UK fund house M&G Investments will carry on without a managing director of its Asian business once Andrew Hendry leaves the firm at the end of the year, AsianInvestor understands.
Hendry took charge of the Asian business, M&G's first operation outside the UK, four years ago. Having built a team and established profitability for the business, he has decided he needs a fresh challenge.
“That’s what I look for in terms of growing a business and that is what I signed up for with M&G,” he told AsianInvestor.
Under Hendry’s leadership, M&G has opened offices in Singapore and Hong Kong, hired teams in both locations (it now has 19 staff in Asia) and manages $4.5 billion of assets for clients in the region.
AsianInvestor broke the news in October 2011 that the company was transferring staff to Asia, recruiting locally and leasing office space in the region.
Hendry confirmed that the firm is not actively looking to replace him in the MD role. Raphael Jaggy, business manager at M&G Investments Asia, will be responsible for the general day-to-day management of the Asia business and retains oversight of its operating platform.
William Nott, chief executive of M&G Securities, affirmed the group's commitment to the region: “Andrew has put our business in Asia on the firmest possible footing for the next stage of its development.
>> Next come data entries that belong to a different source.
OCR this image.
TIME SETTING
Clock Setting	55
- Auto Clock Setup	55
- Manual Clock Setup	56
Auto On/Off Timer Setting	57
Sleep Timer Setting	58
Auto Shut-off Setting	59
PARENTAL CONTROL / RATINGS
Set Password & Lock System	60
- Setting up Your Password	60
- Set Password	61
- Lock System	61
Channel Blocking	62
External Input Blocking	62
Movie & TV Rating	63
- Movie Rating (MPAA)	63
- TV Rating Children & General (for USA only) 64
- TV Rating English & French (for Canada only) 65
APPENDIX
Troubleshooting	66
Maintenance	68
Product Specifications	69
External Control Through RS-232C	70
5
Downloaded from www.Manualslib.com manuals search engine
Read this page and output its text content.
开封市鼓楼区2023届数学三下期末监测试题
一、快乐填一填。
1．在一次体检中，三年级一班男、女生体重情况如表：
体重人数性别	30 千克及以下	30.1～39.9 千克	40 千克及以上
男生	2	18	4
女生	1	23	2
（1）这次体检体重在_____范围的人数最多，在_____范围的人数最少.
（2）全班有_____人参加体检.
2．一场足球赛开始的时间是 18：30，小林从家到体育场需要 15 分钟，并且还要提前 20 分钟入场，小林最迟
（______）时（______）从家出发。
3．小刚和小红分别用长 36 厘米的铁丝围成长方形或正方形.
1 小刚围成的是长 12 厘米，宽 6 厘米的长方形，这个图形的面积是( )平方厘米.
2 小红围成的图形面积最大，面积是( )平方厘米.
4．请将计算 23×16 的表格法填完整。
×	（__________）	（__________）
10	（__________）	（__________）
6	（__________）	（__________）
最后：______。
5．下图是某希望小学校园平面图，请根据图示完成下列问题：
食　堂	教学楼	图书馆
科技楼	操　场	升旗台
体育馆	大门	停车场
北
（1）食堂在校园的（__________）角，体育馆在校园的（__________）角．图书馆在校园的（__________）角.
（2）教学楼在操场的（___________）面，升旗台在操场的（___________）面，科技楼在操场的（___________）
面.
Asia is a vitally important region for us, accounting for about a third of global household wealth. That’s a great opportunity.”
But would it not be unusual for the firm to lack a chief executive in the region? Hendry replied: “It’s the same in Europe, where M&G has functional heads but no figurehead.”
Asked to comment on their thinking as regards a replacement for him, M&G said: “We are considering a number of options to cater for our growing business in Asia.”
India-born Hendry will most likely remain in the region and, despite all the current negative sentiment on China and emerging markets generally, said he believed in “the irrepressibility of the Asian human spirit".
However, he sounded a note of caution in the short term: “It’s going to be a difficult environment in Asia in 2016. There will be increasing pressure on fund management fees and we will continue to see the rise of low-cost passive investments.
"When you combine that with the effects of turbulence in China, it’s going to make for a miserable year. You’ve already seen some consolidation in wealth management and private banking. We’ve had a wonderful few years, and this is a time when we have to do some hard work.”
At M&G, Ben Cherrington, director of intermediary business for Hong Kong and Singapore, and Marcel De Bruijckere, director of institutional business for Asia Pacific, will continue in their roles focusing on distribution in the private wealth and institutional spaces, respectively.
Meanwhile, Korean-speaking Jeik Sohn, who has been with M&G Investments Asia since it was set up in 2011, was named investment director in June with a view to strengthening the investment proposition for clients.